Magnus Carlsen’s reign over chess ends with a slip of the mouse
The Norwegian grandmaster lost online when he accidentally gave up his queen by dropping it on the wrong square.
Magnus Carlsen had mere seconds left on the clock of the final game he would play as World Chess Champion. He was near the end of the tie-breaking game in a format so dramatic it’s called Armageddon.
Then he made a technological chess blunder for the ages.
Carlsen was locked in a fierce battle on Thursday with his longtime rival Hikaru Nakamura, the American grandmaster known as a wizard of speed chess. The two men were playing out a tight endgame as time wound down in their online game. That’s when the highest-rated player of all time offered the world a reminder that elite chess in 2023 isn’t just about calculation and pattern recognition.
It’s also about mouse dexterity. And with the game on the line, Carlsen’s mouse slipped.
Both players were down to their final seconds, and most pawn pushers could have seen the next logical move for Carlsen: moving his queen to capture one of Nakamura’s remaining pawns. Instead, Carlsen simply gave away his queen, accidentally.
Carlsen seemingly intended to take the pawn as he moved the queen across the row toward it. But then he dropped the queen too early on a different square where Nakamura’s king could simply take it.
Carlsen realised the gravity of his mistake instantly. He shoved his chair back away from his computer, spun around in disgust and appeared to slam something. Nakamura clapped his hands and pumped his fists. The commentators were in utter shock.
“What’s happened there?” British grandmaster David Howell shouted on the stream. “Magnus has mouse-slipped!”
“Unbelievable!” the American grandmaster Robert Hess added.
But it was actually quite believable. Carlsen had done it before. At the Oslo Esports Cup last year, Carlsen gifted opponent Quang Liem Le of Vietnam his queen in similar fashion.
“It’s going to take a miracle for Liem to win this game,” Howell said then, moments before the miracle arrived. And then: “Magnus has mouse-slipped!”
It was the first time in Howell’s life that he had uttered such a strange and unlikely sentence. He couldn’t have guessed that he would utter the same words a second time in less than a year.
Carlsen’s blunder might have drawn less attention had it not coincided with the end of an era for the Norwegian genius: this marked his last official game as reigning world chess champion. Carlsen, who has held the title since 2013 and won the championship five consecutive times, opted last year not to defend his crown.
Instead, grandmasters Ding Liren of China and Ian Nepomniachtchi of Russia were to convene in Astana, Kazakhstan, from Friday to begin the match to replace him.
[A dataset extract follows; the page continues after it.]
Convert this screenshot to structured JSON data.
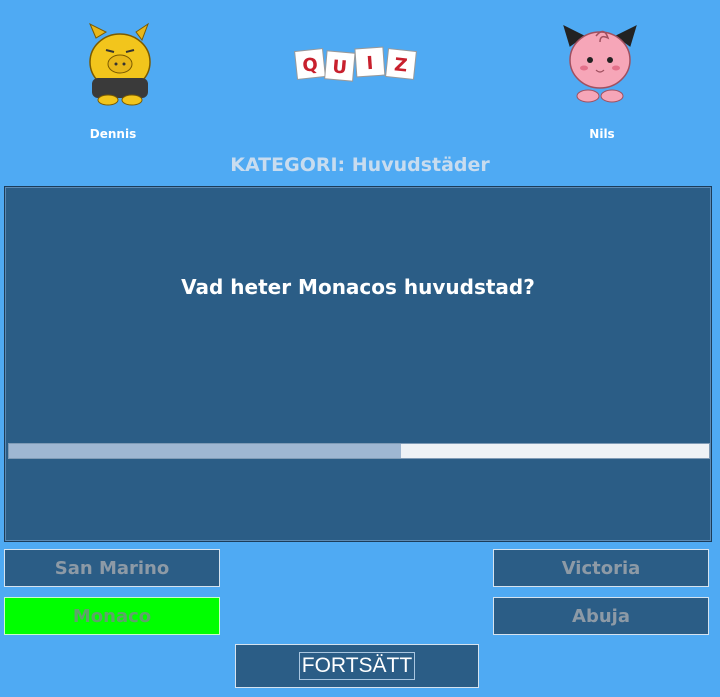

The mistake also adds to the most closely watched rivalry in modern chess. While Carlsen has towered over the game, Nakamura has been regarded as one of the few players with the pure talent to take him on. Nakamura, who is also the game’s most popular streamer with 1.8 million followers on Twitch, has particularly excelled in speed formats – just like the game he played against Carlsen on Thursday in the Chessable Masters tournament.
Carlsen and Nakamura had already drawn two rapid games, with the winner earning a spot in the tournament final, before this dramatic conclusion. They were left to play Armageddon chess, a frenzied format that guarantees a winner. The player with the white pieces gets more time, but if the game ends in a draw then black is chosen as the winner.
Carlsen, playing as white, had to push for a win. Instead, he dropped his queen.